- Born: Margaret C. Howe 1942 (age 83–84) Saint Thomas, U.S. Virgin Islands
- Occupation: Naturalist
- Known for: Living with and attempting to teach Peter (a bottlenose dolphin) to speak in the 1960s, as part of a John C. Lilly project
- Children: 3

= Margaret Howe Lovatt =

American animal behavior scientist

Margaret Howe Lovatt (born 1942) is an American former volunteer naturalist from Saint Thomas, U.S. Virgin Islands. In the 1960s, she took part in a NASA-funded research project in which she attempted to teach a dolphin named Peter to understand and mimic human speech. As a child, she was inspired by a book called Miss Kelly, a story about a cat who communicated with humans. This inspired her to research teaching animals to speak human language.

== Dolphinarium ==
When she was in her early 20s, Lovatt lived on the Caribbean island of St. Thomas, where there was a laboratory to research dolphins. The director of the laboratory, Gregory Bateson, allowed her to observe dolphin behavior, and was impressed by her enthusiasm and diligence as an observer despite her lack of scientific training. While volunteering at the laboratory, she met John C. Lilly, a neuroscientist with the California Institute of Technology. He was building a research laboratory with funding from NASA and the United States Navy with the goal of speaking to extraterrestrial life forms. In order to simulate this situation, he built a "Dolphinarium", a dolphin-house flooded with water, on Saint Thomas. There Lilly accommodated three dolphins, two females named Sissy and Pamela and one younger male bottlenose dolphin named Peter. All of them were taken from Marine Studios and had been co-starring in the television show Flipper. In 1964, the "Dolphinarium" was fully functional, and as Lilly was often traveling, he assigned Lovatt to train the dolphins.
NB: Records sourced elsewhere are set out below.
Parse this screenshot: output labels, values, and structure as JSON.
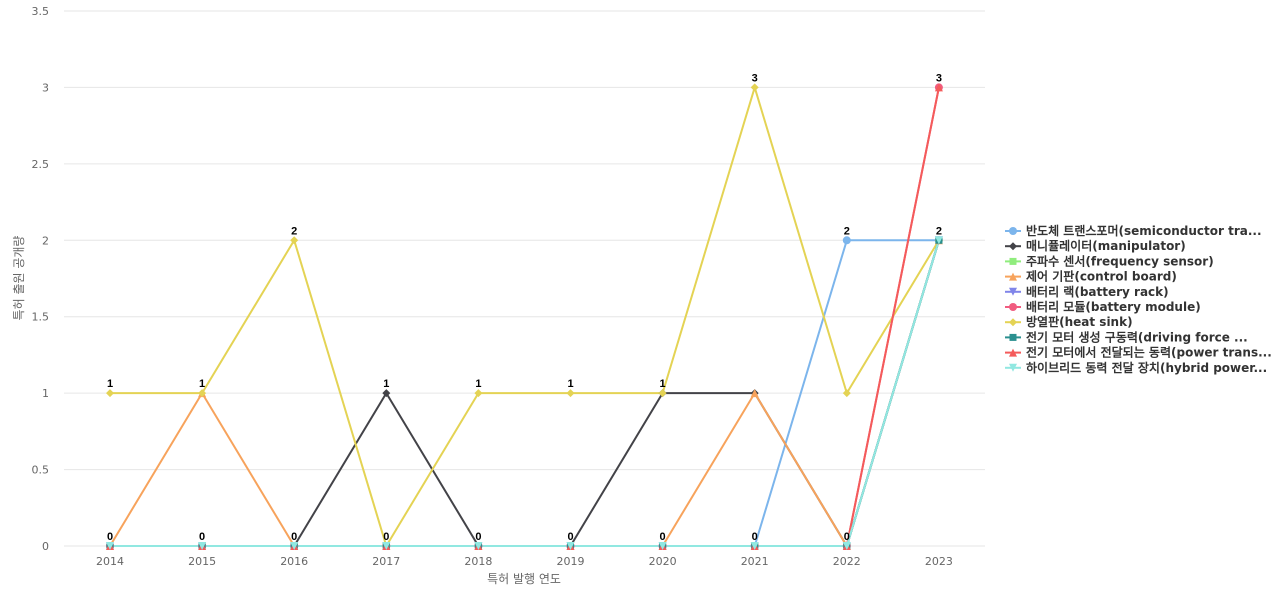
{
  "chart_data": {
    "type": "line",
    "title": "",
    "xlabel": "특허 발행 연도",
    "ylabel": "특허 출원 공개량",
    "categories": [
      "2014",
      "2015",
      "2016",
      "2017",
      "2018",
      "2019",
      "2020",
      "2021",
      "2022",
      "2023"
    ],
    "ylim": [
      0,
      3.5
    ],
    "yticks": [
      "0",
      "0.5",
      "1",
      "1.5",
      "2",
      "2.5",
      "3",
      "3.5"
    ],
    "grid": true,
    "legend_position": "right",
    "data_labels": [
      "1",
      "1",
      "2",
      "1",
      "1",
      "1",
      "1",
      "3",
      "2",
      "3"
    ],
    "zero_labels": [
      "0",
      "0",
      "0",
      "0",
      "0",
      "0",
      "0",
      "0",
      "0",
      "2"
    ],
    "series": [
      {
        "name": "반도체 트랜스포머(semiconductor tra...",
        "color": "#7cb5ec",
        "marker": "circle",
        "values": [
          0,
          0,
          0,
          0,
          0,
          0,
          0,
          0,
          2,
          2
        ]
      },
      {
        "name": "매니퓰레이터(manipulator)",
        "color": "#434348",
        "marker": "diamond",
        "values": [
          0,
          0,
          0,
          1,
          0,
          0,
          1,
          1,
          0,
          2
        ]
      },
      {
        "name": "주파수 센서(frequency sensor)",
        "color": "#90ed7d",
        "marker": "square",
        "values": [
          0,
          0,
          0,
          0,
          0,
          0,
          0,
          0,
          0,
          2
        ]
      },
      {
        "name": "제어 기판(control board)",
        "color": "#f7a35c",
        "marker": "triangle",
        "values": [
          0,
          1,
          0,
          0,
          0,
          0,
          0,
          1,
          0,
          2
        ]
      },
      {
        "name": "배터리 랙(battery rack)",
        "color": "#8085e9",
        "marker": "triangle-down",
        "values": [
          0,
          0,
          0,
          0,
          0,
          0,
          0,
          0,
          0,
          2
        ]
      },
      {
        "name": "배터리 모듈(battery module)",
        "color": "#f15c80",
        "marker": "circle",
        "values": [
          0,
          0,
          0,
          0,
          0,
          0,
          0,
          0,
          0,
          3
        ]
      },
      {
        "name": "방열판(heat sink)",
        "color": "#e4d354",
        "marker": "diamond",
        "values": [
          1,
          1,
          2,
          0,
          1,
          1,
          1,
          3,
          1,
          2
        ]
      },
      {
        "name": "전기 모터 생성 구동력(driving force ...",
        "color": "#2b908f",
        "marker": "square",
        "values": [
          0,
          0,
          0,
          0,
          0,
          0,
          0,
          0,
          0,
          2
        ]
      },
      {
        "name": "전기 모터에서 전달되는 동력(power trans...",
        "color": "#f45b5b",
        "marker": "triangle",
        "values": [
          0,
          0,
          0,
          0,
          0,
          0,
          0,
          0,
          0,
          3
        ]
      },
      {
        "name": "하이브리드 동력 전달 장치(hybrid power...",
        "color": "#91e8e1",
        "marker": "triangle-down",
        "values": [
          0,
          0,
          0,
          0,
          0,
          0,
          0,
          0,
          0,
          2
        ]
      }
    ]
  }
}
The goal of the "Dolphinarium" experiment was to teach dolphins human language. Over a period of two years, Lilly and Lovatt, both with very different approaches, tried to prove that human language could be mimicked by dolphins. Lovatt reasoned that if she lived with the dolphins and made human-like sounds, similar to how a mother teaches her child to speak, they would have more success. She tried speaking slowly and changing the pitch of her tone to help Peter pronounce the words that she wanted him to learn. Lovatt and the pubescent male dolphin Peter spent all their time together in the isolated "Dolphinarium" where she documented Peter's progress with her twice-daily lessons and encouragement to say the words "Hello Margaret". According to Lovatt, the "m" sound was extremely difficult for Peter to pronounce without making bubbles in the water.
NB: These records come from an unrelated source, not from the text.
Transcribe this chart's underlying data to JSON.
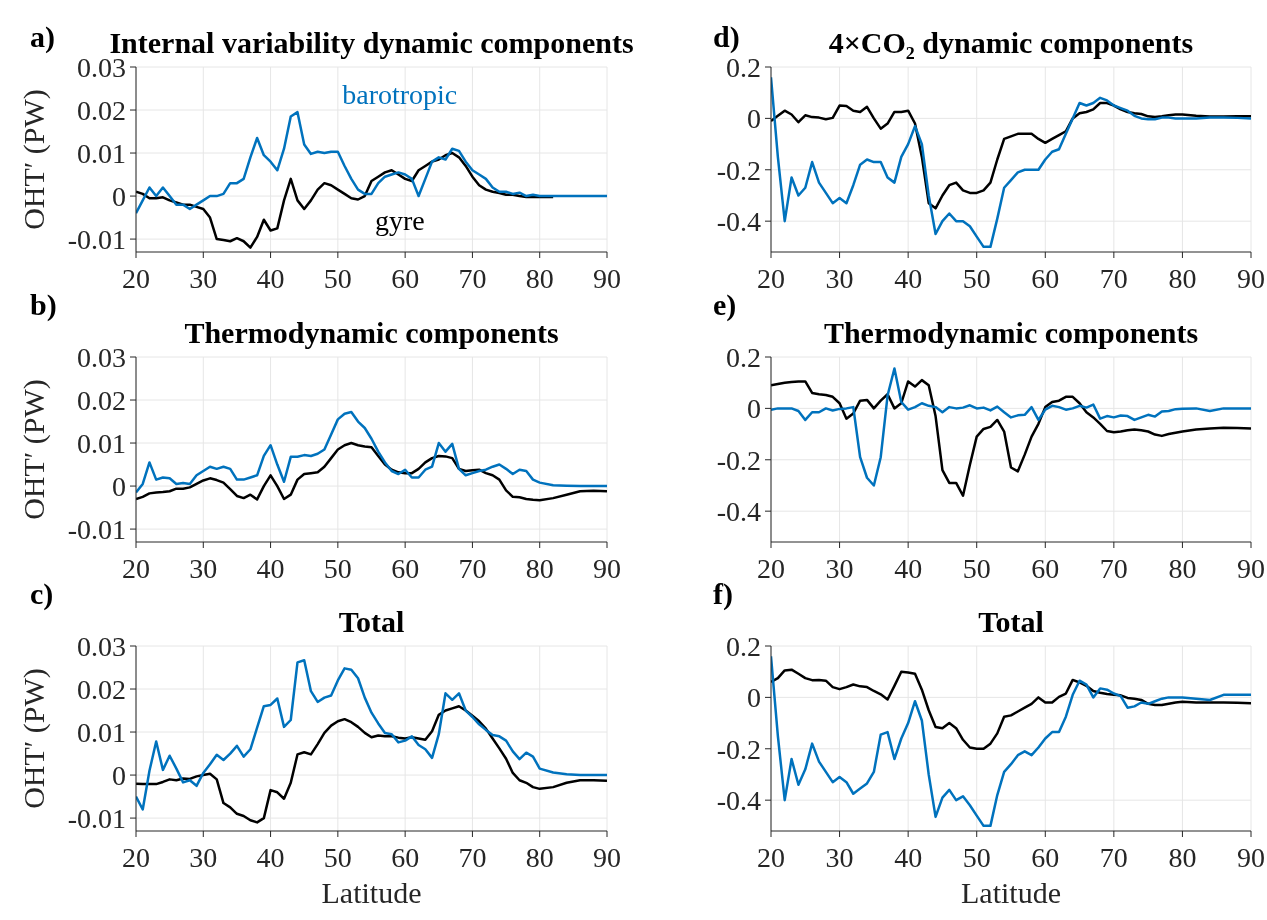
{
  "chart_data": [
    {
      "type": "line",
      "title": "Internal variability dynamic components",
      "ylabel": "OHT′ (PW)",
      "annotations": [
        "a)"
      ],
      "grid": true,
      "xlim": [
        20,
        90
      ],
      "xticks": [
        20,
        30,
        40,
        50,
        60,
        70,
        80,
        90
      ],
      "ylim": [
        -0.013,
        0.03
      ],
      "yticks": [
        -0.01,
        0,
        0.01,
        0.02,
        0.03
      ],
      "x": [
        20,
        21,
        22,
        23,
        24,
        25,
        26,
        27,
        28,
        29,
        30,
        31,
        32,
        33,
        34,
        35,
        36,
        37,
        38,
        39,
        40,
        41,
        42,
        43,
        44,
        45,
        46,
        47,
        48,
        49,
        50,
        51,
        52,
        53,
        54,
        55,
        56,
        57,
        58,
        59,
        60,
        61,
        62,
        63,
        64,
        65,
        66,
        67,
        68,
        69,
        70,
        71,
        72,
        73,
        74,
        75,
        76,
        77,
        78,
        79,
        80,
        82,
        84,
        86,
        88,
        90
      ],
      "series": [
        {
          "name": "barotropic",
          "color": "#0072bd",
          "values": [
            -0.004,
            -0.001,
            0.002,
            0,
            0.002,
            0,
            -0.002,
            -0.002,
            -0.003,
            -0.002,
            -0.001,
            0,
            0,
            0.0005,
            0.003,
            0.003,
            0.004,
            0.009,
            0.0135,
            0.0095,
            0.008,
            0.006,
            0.011,
            0.0185,
            0.0195,
            0.012,
            0.0098,
            0.0103,
            0.01,
            0.0103,
            0.0103,
            0.007,
            0.004,
            0.0015,
            0.0005,
            0.0005,
            0.003,
            0.0045,
            0.005,
            0.0055,
            0.005,
            0.004,
            0,
            0.004,
            0.008,
            0.009,
            0.0085,
            0.011,
            0.0105,
            0.008,
            0.006,
            0.005,
            0.004,
            0.002,
            0.001,
            0.001,
            0.0005,
            0.0008,
            0,
            0.0003,
            0,
            0,
            0,
            0,
            0,
            0
          ]
        },
        {
          "name": "gyre",
          "color": "#000000",
          "values": [
            0.001,
            0.0005,
            -0.0005,
            -0.0005,
            -0.0003,
            -0.001,
            -0.0015,
            -0.002,
            -0.002,
            -0.0025,
            -0.003,
            -0.005,
            -0.01,
            -0.0102,
            -0.0105,
            -0.0098,
            -0.0105,
            -0.012,
            -0.0095,
            -0.0055,
            -0.008,
            -0.0075,
            -0.001,
            0.004,
            -0.001,
            -0.003,
            -0.001,
            0.0015,
            0.003,
            0.0025,
            0.0015,
            0.0005,
            -0.0005,
            -0.0008,
            0,
            0.0035,
            0.0045,
            0.0055,
            0.006,
            0.005,
            0.004,
            0.0035,
            0.006,
            0.007,
            0.008,
            0.0085,
            0.0095,
            0.01,
            0.009,
            0.007,
            0.0045,
            0.0025,
            0.0015,
            0.001,
            0.0007,
            0.0003,
            0.0003,
            0,
            -0.0002,
            -0.0002,
            -0.0002,
            -0.0002,
            null,
            null,
            null,
            null
          ]
        }
      ]
    },
    {
      "type": "line",
      "title": "Thermodynamic components",
      "ylabel": "OHT′ (PW)",
      "annotations": [
        "b)"
      ],
      "grid": true,
      "xlim": [
        20,
        90
      ],
      "xticks": [
        20,
        30,
        40,
        50,
        60,
        70,
        80,
        90
      ],
      "ylim": [
        -0.013,
        0.03
      ],
      "yticks": [
        -0.01,
        0,
        0.01,
        0.02,
        0.03
      ],
      "x": [
        20,
        21,
        22,
        23,
        24,
        25,
        26,
        27,
        28,
        29,
        30,
        31,
        32,
        33,
        34,
        35,
        36,
        37,
        38,
        39,
        40,
        41,
        42,
        43,
        44,
        45,
        46,
        47,
        48,
        49,
        50,
        51,
        52,
        53,
        54,
        55,
        56,
        57,
        58,
        59,
        60,
        61,
        62,
        63,
        64,
        65,
        66,
        67,
        68,
        69,
        70,
        71,
        72,
        73,
        74,
        75,
        76,
        77,
        78,
        79,
        80,
        82,
        84,
        86,
        88,
        90
      ],
      "series": [
        {
          "color": "#0072bd",
          "values": [
            -0.0015,
            0.0005,
            0.0055,
            0.0015,
            0.002,
            0.0018,
            0.0005,
            0.0007,
            0.0005,
            0.0025,
            0.0035,
            0.0045,
            0.004,
            0.0045,
            0.004,
            0.0015,
            0.0015,
            0.002,
            0.0025,
            0.007,
            0.0095,
            0.005,
            0.001,
            0.0068,
            0.0068,
            0.0072,
            0.007,
            0.0075,
            0.0085,
            0.012,
            0.0155,
            0.0168,
            0.0172,
            0.015,
            0.0135,
            0.011,
            0.008,
            0.0055,
            0.0035,
            0.0028,
            0.0038,
            0.002,
            0.002,
            0.0038,
            0.0045,
            0.01,
            0.008,
            0.0098,
            0.004,
            0.0025,
            0.003,
            0.0035,
            0.0038,
            0.0045,
            0.005,
            0.004,
            0.0028,
            0.0038,
            0.0035,
            0.0015,
            0.0008,
            0.0002,
            0.0001,
            0,
            0,
            0
          ]
        },
        {
          "color": "#000000",
          "values": [
            -0.003,
            -0.0025,
            -0.0017,
            -0.0015,
            -0.0014,
            -0.0012,
            -0.0006,
            -0.0006,
            -0.0003,
            0.0005,
            0.0013,
            0.0018,
            0.0014,
            0.0008,
            -0.0007,
            -0.0023,
            -0.0028,
            -0.002,
            -0.0031,
            0,
            0.0025,
            0,
            -0.003,
            -0.002,
            0.0015,
            0.0028,
            0.003,
            0.0032,
            0.0045,
            0.0065,
            0.0085,
            0.0095,
            0.01,
            0.0095,
            0.0092,
            0.009,
            0.007,
            0.005,
            0.0038,
            0.0032,
            0.003,
            0.003,
            0.004,
            0.0055,
            0.0065,
            0.007,
            0.0069,
            0.0065,
            0.004,
            0.0035,
            0.0037,
            0.0038,
            0.003,
            0.0025,
            0.0015,
            -0.001,
            -0.0025,
            -0.0026,
            -0.003,
            -0.0032,
            -0.0033,
            -0.0028,
            -0.002,
            -0.0012,
            -0.0011,
            -0.0012
          ]
        }
      ]
    },
    {
      "type": "line",
      "title": "Total",
      "xlabel": "Latitude",
      "ylabel": "OHT′ (PW)",
      "annotations": [
        "c)"
      ],
      "grid": true,
      "xlim": [
        20,
        90
      ],
      "xticks": [
        20,
        30,
        40,
        50,
        60,
        70,
        80,
        90
      ],
      "ylim": [
        -0.013,
        0.03
      ],
      "yticks": [
        -0.01,
        0,
        0.01,
        0.02,
        0.03
      ],
      "x": [
        20,
        21,
        22,
        23,
        24,
        25,
        26,
        27,
        28,
        29,
        30,
        31,
        32,
        33,
        34,
        35,
        36,
        37,
        38,
        39,
        40,
        41,
        42,
        43,
        44,
        45,
        46,
        47,
        48,
        49,
        50,
        51,
        52,
        53,
        54,
        55,
        56,
        57,
        58,
        59,
        60,
        61,
        62,
        63,
        64,
        65,
        66,
        67,
        68,
        69,
        70,
        71,
        72,
        73,
        74,
        75,
        76,
        77,
        78,
        79,
        80,
        82,
        84,
        86,
        88,
        90
      ],
      "series": [
        {
          "color": "#0072bd",
          "values": [
            -0.005,
            -0.008,
            0.001,
            0.0078,
            0.0012,
            0.0045,
            0.0015,
            -0.0017,
            -0.0012,
            -0.0025,
            0.0005,
            0.0025,
            0.0047,
            0.0035,
            0.005,
            0.0068,
            0.0043,
            0.006,
            0.011,
            0.016,
            0.0163,
            0.0178,
            0.0112,
            0.0128,
            0.0262,
            0.0267,
            0.0195,
            0.017,
            0.018,
            0.0185,
            0.022,
            0.0248,
            0.0245,
            0.0225,
            0.018,
            0.0145,
            0.012,
            0.0098,
            0.0095,
            0.0076,
            0.008,
            0.009,
            0.007,
            0.006,
            0.004,
            0.0095,
            0.019,
            0.0175,
            0.019,
            0.015,
            0.0135,
            0.0118,
            0.0105,
            0.0093,
            0.009,
            0.008,
            0.0055,
            0.0037,
            0.0052,
            0.0043,
            0.0015,
            0.0006,
            0.0002,
            0,
            0,
            0
          ]
        },
        {
          "color": "#000000",
          "values": [
            -0.002,
            -0.0021,
            -0.0021,
            -0.0021,
            -0.0016,
            -0.001,
            -0.0012,
            -0.0008,
            -0.0009,
            -0.0003,
            0,
            0.0003,
            -0.001,
            -0.0065,
            -0.0075,
            -0.009,
            -0.0095,
            -0.0105,
            -0.011,
            -0.01,
            -0.0035,
            -0.004,
            -0.0055,
            -0.0018,
            0.0048,
            0.0053,
            0.0048,
            0.0072,
            0.0098,
            0.0115,
            0.0125,
            0.013,
            0.0123,
            0.0112,
            0.0098,
            0.0088,
            0.0092,
            0.009,
            0.009,
            0.0087,
            0.0085,
            0.0088,
            0.0085,
            0.0082,
            0.0102,
            0.014,
            0.015,
            0.0155,
            0.016,
            0.015,
            0.0138,
            0.0125,
            0.0108,
            0.0085,
            0.0062,
            0.0038,
            0.0005,
            -0.0012,
            -0.0018,
            -0.0028,
            -0.0032,
            -0.0028,
            -0.0018,
            -0.0012,
            -0.0012,
            -0.0013
          ]
        }
      ]
    },
    {
      "type": "line",
      "title": "4×CO₂ dynamic components",
      "annotations": [
        "d)"
      ],
      "grid": true,
      "xlim": [
        20,
        90
      ],
      "xticks": [
        20,
        30,
        40,
        50,
        60,
        70,
        80,
        90
      ],
      "ylim": [
        -0.52,
        0.2
      ],
      "yticks": [
        -0.4,
        -0.2,
        0,
        0.2
      ],
      "x": [
        20,
        21,
        22,
        23,
        24,
        25,
        26,
        27,
        28,
        29,
        30,
        31,
        32,
        33,
        34,
        35,
        36,
        37,
        38,
        39,
        40,
        41,
        42,
        43,
        44,
        45,
        46,
        47,
        48,
        49,
        50,
        51,
        52,
        53,
        54,
        55,
        56,
        57,
        58,
        59,
        60,
        61,
        62,
        63,
        64,
        65,
        66,
        67,
        68,
        69,
        70,
        71,
        72,
        73,
        74,
        75,
        76,
        77,
        78,
        79,
        80,
        82,
        84,
        86,
        88,
        90
      ],
      "series": [
        {
          "color": "#0072bd",
          "values": [
            0.16,
            -0.15,
            -0.4,
            -0.23,
            -0.3,
            -0.27,
            -0.17,
            -0.25,
            -0.29,
            -0.33,
            -0.31,
            -0.33,
            -0.26,
            -0.18,
            -0.16,
            -0.17,
            -0.17,
            -0.23,
            -0.25,
            -0.15,
            -0.1,
            -0.03,
            -0.1,
            -0.3,
            -0.45,
            -0.4,
            -0.37,
            -0.4,
            -0.4,
            -0.42,
            -0.46,
            -0.5,
            -0.5,
            -0.39,
            -0.27,
            -0.24,
            -0.21,
            -0.2,
            -0.2,
            -0.2,
            -0.16,
            -0.13,
            -0.12,
            -0.06,
            0,
            0.06,
            0.05,
            0.06,
            0.08,
            0.07,
            0.05,
            0.04,
            0.03,
            0.01,
            0,
            -0.003,
            -0.003,
            0.003,
            0.003,
            0,
            0,
            0,
            0.003,
            0.003,
            0.002,
            0
          ]
        },
        {
          "color": "#000000",
          "values": [
            -0.01,
            0.01,
            0.03,
            0.015,
            -0.015,
            0.012,
            0.005,
            0.003,
            -0.003,
            0.002,
            0.05,
            0.048,
            0.03,
            0.025,
            0.045,
            0,
            -0.04,
            -0.02,
            0.025,
            0.025,
            0.03,
            -0.02,
            -0.15,
            -0.33,
            -0.35,
            -0.3,
            -0.26,
            -0.25,
            -0.28,
            -0.29,
            -0.29,
            -0.28,
            -0.25,
            -0.16,
            -0.08,
            -0.07,
            -0.06,
            -0.06,
            -0.06,
            -0.08,
            -0.095,
            -0.08,
            -0.065,
            -0.05,
            0,
            0.02,
            0.025,
            0.035,
            0.06,
            0.06,
            0.05,
            0.035,
            0.025,
            0.02,
            0.017,
            0.008,
            0.005,
            0.008,
            0.012,
            0.015,
            0.015,
            0.01,
            0.007,
            0.007,
            0.008,
            0.008
          ]
        }
      ]
    },
    {
      "type": "line",
      "title": "Thermodynamic components",
      "annotations": [
        "e)"
      ],
      "grid": true,
      "xlim": [
        20,
        90
      ],
      "xticks": [
        20,
        30,
        40,
        50,
        60,
        70,
        80,
        90
      ],
      "ylim": [
        -0.52,
        0.2
      ],
      "yticks": [
        -0.4,
        -0.2,
        0,
        0.2
      ],
      "x": [
        20,
        21,
        22,
        23,
        24,
        25,
        26,
        27,
        28,
        29,
        30,
        31,
        32,
        33,
        34,
        35,
        36,
        37,
        38,
        39,
        40,
        41,
        42,
        43,
        44,
        45,
        46,
        47,
        48,
        49,
        50,
        51,
        52,
        53,
        54,
        55,
        56,
        57,
        58,
        59,
        60,
        61,
        62,
        63,
        64,
        65,
        66,
        67,
        68,
        69,
        70,
        71,
        72,
        73,
        74,
        75,
        76,
        77,
        78,
        79,
        80,
        82,
        84,
        86,
        88,
        90
      ],
      "series": [
        {
          "color": "#0072bd",
          "values": [
            -0.005,
            0,
            0,
            0,
            -0.01,
            -0.045,
            -0.015,
            -0.015,
            0,
            -0.008,
            -0.002,
            0,
            0.005,
            -0.19,
            -0.27,
            -0.3,
            -0.19,
            0.05,
            0.155,
            0.025,
            -0.005,
            0.005,
            0.02,
            0.01,
            0.005,
            -0.015,
            0.005,
            0,
            0.003,
            0.012,
            0,
            0.003,
            -0.008,
            0.007,
            -0.015,
            -0.035,
            -0.027,
            -0.025,
            0.005,
            -0.045,
            -0.005,
            0.01,
            0.005,
            -0.005,
            0,
            0.01,
            0.003,
            0.015,
            -0.04,
            -0.03,
            -0.035,
            -0.028,
            -0.03,
            -0.045,
            -0.035,
            -0.025,
            -0.032,
            -0.012,
            -0.01,
            -0.003,
            -0.001,
            0,
            -0.01,
            0,
            0,
            0
          ]
        },
        {
          "color": "#000000",
          "values": [
            0.09,
            0.095,
            0.1,
            0.103,
            0.105,
            0.105,
            0.06,
            0.055,
            0.052,
            0.045,
            0.02,
            -0.04,
            -0.02,
            0.03,
            0.033,
            0,
            0.03,
            0.055,
            0,
            0.02,
            0.105,
            0.085,
            0.11,
            0.09,
            -0.03,
            -0.24,
            -0.29,
            -0.29,
            -0.34,
            -0.22,
            -0.11,
            -0.08,
            -0.072,
            -0.045,
            -0.09,
            -0.23,
            -0.245,
            -0.18,
            -0.11,
            -0.06,
            0.005,
            0.025,
            0.03,
            0.045,
            0.045,
            0.02,
            -0.015,
            -0.035,
            -0.06,
            -0.088,
            -0.093,
            -0.09,
            -0.085,
            -0.082,
            -0.085,
            -0.09,
            -0.102,
            -0.107,
            -0.1,
            -0.095,
            -0.09,
            -0.082,
            -0.078,
            -0.075,
            -0.076,
            -0.078
          ]
        }
      ]
    },
    {
      "type": "line",
      "title": "Total",
      "xlabel": "Latitude",
      "annotations": [
        "f)"
      ],
      "grid": true,
      "xlim": [
        20,
        90
      ],
      "xticks": [
        20,
        30,
        40,
        50,
        60,
        70,
        80,
        90
      ],
      "ylim": [
        -0.52,
        0.2
      ],
      "yticks": [
        -0.4,
        -0.2,
        0,
        0.2
      ],
      "x": [
        20,
        21,
        22,
        23,
        24,
        25,
        26,
        27,
        28,
        29,
        30,
        31,
        32,
        33,
        34,
        35,
        36,
        37,
        38,
        39,
        40,
        41,
        42,
        43,
        44,
        45,
        46,
        47,
        48,
        49,
        50,
        51,
        52,
        53,
        54,
        55,
        56,
        57,
        58,
        59,
        60,
        61,
        62,
        63,
        64,
        65,
        66,
        67,
        68,
        69,
        70,
        71,
        72,
        73,
        74,
        75,
        76,
        77,
        78,
        79,
        80,
        82,
        84,
        86,
        88,
        90
      ],
      "series": [
        {
          "color": "#0072bd",
          "values": [
            0.16,
            -0.15,
            -0.4,
            -0.24,
            -0.34,
            -0.28,
            -0.18,
            -0.25,
            -0.29,
            -0.33,
            -0.31,
            -0.33,
            -0.375,
            -0.355,
            -0.335,
            -0.29,
            -0.145,
            -0.135,
            -0.24,
            -0.16,
            -0.1,
            -0.015,
            -0.09,
            -0.3,
            -0.465,
            -0.39,
            -0.36,
            -0.4,
            -0.385,
            -0.42,
            -0.46,
            -0.5,
            -0.5,
            -0.38,
            -0.29,
            -0.26,
            -0.225,
            -0.21,
            -0.225,
            -0.195,
            -0.16,
            -0.135,
            -0.135,
            -0.075,
            0.01,
            0.065,
            0.05,
            0,
            0.035,
            0.03,
            0.015,
            0.005,
            -0.04,
            -0.035,
            -0.02,
            -0.025,
            -0.015,
            -0.005,
            0,
            0,
            0,
            -0.005,
            -0.01,
            0.01,
            0.01,
            0.01
          ]
        },
        {
          "color": "#000000",
          "values": [
            0.06,
            0.075,
            0.105,
            0.108,
            0.092,
            0.075,
            0.067,
            0.068,
            0.065,
            0.04,
            0.032,
            0.04,
            0.05,
            0.043,
            0.04,
            0.025,
            0.012,
            -0.008,
            0.045,
            0.1,
            0.097,
            0.092,
            0.03,
            -0.05,
            -0.115,
            -0.12,
            -0.1,
            -0.12,
            -0.165,
            -0.195,
            -0.2,
            -0.2,
            -0.18,
            -0.14,
            -0.075,
            -0.07,
            -0.055,
            -0.04,
            -0.025,
            0,
            -0.02,
            -0.02,
            0.002,
            0.015,
            0.068,
            0.058,
            0.045,
            0.025,
            0.018,
            0.013,
            0.01,
            0.008,
            -0.002,
            -0.005,
            -0.01,
            -0.025,
            -0.03,
            -0.03,
            -0.025,
            -0.02,
            -0.017,
            -0.02,
            -0.02,
            -0.02,
            -0.021,
            -0.023
          ]
        }
      ]
    }
  ]
}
Lovatt's experiments, and her relationship with Peter the dolphin, were documented in Christopher Riley's documentary The Girl Who Talked to Dolphins.

== Complications ==
Peter, being an adolescent dolphin, frequently had sexual urges which disrupted his lessons, and taking Peter to a downstairs pool with two female dolphins proved to be a logistical issue for Lovatt. Eventually, Lovatt relieved Peter's urges herself, stating "It wasn't sexual on my part. Sensuous perhaps. It seemed to me that it made the bond closer. Not because of the sexual activity, but because of the lack of having to keep breaking. And that's really all it was. I was there to get to know Peter. That was part of Peter ... It would just become part of what was going on, like an itch, just get rid of that scratch and we would be done and move on."

An article titled "Interspecies Sex: Humans and Dolphins" appeared in the magazine Hustler that dramatized the situation and reflected badly on their research.

Other problems arose surrounding the project. In addition to Lovatt's animal communication research, Lilly had been funded to research the effects of the drug LSD. Lilly had been testing the effects of the drug on subject dolphins, with no results. Since neither his communication experiments nor his LSD research were proving fruitful, Lilly's Dolphinarium eventually lost all funding. Due to the lack of funding, the dolphins were moved to a different facility in a repurposed bank building in Miami.

In smaller tanks, and since the building lacked sunlight and space, Peter quickly deteriorated and eventually "committed suicide", in John Lilly's words. Dolphin activist Ric O'Barry explains, "Dolphins are not automatic air-breathers like we [humans] are... Every breath is a conscious effort. If life becomes too unbearable, the dolphins just take a breath and they sink to the bottom. They don't take the next breath."

== Personal life ==
Lovatt stayed on the island and married a photographer who had photographed their research. They later moved back into the Dolphinarium and converted it into a family home. Together they had three daughters.

==In popular culture==
The story was parodied in the Saturday Night Live sketch "The Dolphin Who Learned to Speak".
The story is also mentioned in the Rick and Morty episode "Final DeSmithation".

Margaret Howe Lovatt was portrayed by Shiri Appleby in the "Drugs" episode of the TV series Drunk History, with an inebriated Duncan Trussell telling the story.

In Last Week Tonight with John Oliver, Lovatt's involvement with Peter was mentioned during a story on Iran's so-called 'possession' of kamikaze dolphins.